The knife-wielding attackers burst into a Catholic church service in Saint-Etienne-du-Rouvray, western France, on July 26, forced a 85-year-old Roman Catholic priest to his knees and slit his throat. The attack was claimed by Islamic State.
The rector of the Great Mosque of Paris, Dalil Boubakeur, who is also the president of the French Council of the Muslim Faith, attended a morning service in Notre-Dame cathedral in central Paris on Sunday.
The Basilica of Saint-Denis, outside Paris, also gathered hundreds of Catholics but also a large number of Muslims and people of other confessions who showed up after religious authorities in France called on the population to express sympathy to the Catholic community.
“I’m very pleased that we invited Muslims. We also share their pain, the pain of all those who suffer, in every way,” Danielle Ludon, a Catholic woman who attended mass, told Reuters.
“The sentiments expressed were very, very strong. Some of them were very poignant,” she said.
Among those who attended the service was a Muslim woman called Hayat, who came with her children and husband.
“This was basically a message of unity, aside from peace, it was really about unity,” she said.

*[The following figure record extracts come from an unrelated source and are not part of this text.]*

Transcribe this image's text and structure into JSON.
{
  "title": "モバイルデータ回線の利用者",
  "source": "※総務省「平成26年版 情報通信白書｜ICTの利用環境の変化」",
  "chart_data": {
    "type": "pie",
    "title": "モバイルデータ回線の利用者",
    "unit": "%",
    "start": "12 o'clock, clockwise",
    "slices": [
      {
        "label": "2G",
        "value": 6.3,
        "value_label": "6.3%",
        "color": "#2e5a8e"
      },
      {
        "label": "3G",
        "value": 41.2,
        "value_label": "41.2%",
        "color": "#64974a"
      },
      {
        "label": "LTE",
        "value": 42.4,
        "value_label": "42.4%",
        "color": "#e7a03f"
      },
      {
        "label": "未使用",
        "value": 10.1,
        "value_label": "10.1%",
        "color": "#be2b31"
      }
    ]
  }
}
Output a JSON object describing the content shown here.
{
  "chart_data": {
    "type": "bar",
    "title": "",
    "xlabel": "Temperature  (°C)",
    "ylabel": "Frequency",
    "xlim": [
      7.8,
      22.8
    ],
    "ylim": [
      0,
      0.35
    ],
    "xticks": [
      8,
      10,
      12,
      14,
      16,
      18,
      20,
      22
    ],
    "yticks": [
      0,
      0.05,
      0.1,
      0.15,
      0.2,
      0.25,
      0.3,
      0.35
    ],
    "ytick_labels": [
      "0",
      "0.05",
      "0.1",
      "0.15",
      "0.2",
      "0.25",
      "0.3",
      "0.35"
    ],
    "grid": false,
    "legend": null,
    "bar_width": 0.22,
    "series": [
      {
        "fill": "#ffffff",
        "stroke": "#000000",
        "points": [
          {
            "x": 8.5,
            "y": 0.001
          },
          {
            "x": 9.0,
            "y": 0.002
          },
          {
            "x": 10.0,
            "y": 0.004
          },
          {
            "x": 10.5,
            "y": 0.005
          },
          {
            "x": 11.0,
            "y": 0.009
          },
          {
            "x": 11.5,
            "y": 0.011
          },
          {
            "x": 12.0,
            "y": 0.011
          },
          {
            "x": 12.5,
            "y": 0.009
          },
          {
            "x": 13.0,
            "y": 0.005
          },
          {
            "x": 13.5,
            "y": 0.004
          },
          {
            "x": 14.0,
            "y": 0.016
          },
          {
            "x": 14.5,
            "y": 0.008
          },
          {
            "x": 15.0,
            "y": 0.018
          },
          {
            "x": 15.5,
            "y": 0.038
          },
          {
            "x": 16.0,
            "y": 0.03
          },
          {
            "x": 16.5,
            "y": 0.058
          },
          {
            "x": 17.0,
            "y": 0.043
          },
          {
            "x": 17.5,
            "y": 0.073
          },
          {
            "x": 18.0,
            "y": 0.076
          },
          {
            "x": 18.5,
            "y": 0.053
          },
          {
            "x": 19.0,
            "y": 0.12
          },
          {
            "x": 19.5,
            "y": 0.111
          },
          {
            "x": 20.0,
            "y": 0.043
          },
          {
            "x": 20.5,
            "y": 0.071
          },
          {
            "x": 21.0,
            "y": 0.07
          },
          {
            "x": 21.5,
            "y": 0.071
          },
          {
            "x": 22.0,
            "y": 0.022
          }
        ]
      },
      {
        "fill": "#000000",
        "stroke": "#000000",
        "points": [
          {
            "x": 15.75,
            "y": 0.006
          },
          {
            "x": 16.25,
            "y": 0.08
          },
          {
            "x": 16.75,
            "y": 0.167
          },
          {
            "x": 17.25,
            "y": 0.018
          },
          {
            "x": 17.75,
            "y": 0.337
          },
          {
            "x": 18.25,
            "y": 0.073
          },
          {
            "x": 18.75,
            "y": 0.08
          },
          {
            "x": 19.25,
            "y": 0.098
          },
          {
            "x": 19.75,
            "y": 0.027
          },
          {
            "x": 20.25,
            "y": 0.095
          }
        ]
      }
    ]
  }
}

Imams representing their Muslim communities also took part in mass in many Italian cities and towns including Rome’s Santa Maria in Trastevere and Milan’s Santa Maria in Caravaggio.
“Thank you to all those Italians of Islamic religion who direct their communities along the path of courage against fundamentalism,” Italian Foreign Minister Paolo Gentiloni said on Twitter.
Italy, like France, is stepping up supervision of mosques after a wave of attacks in France and Germany.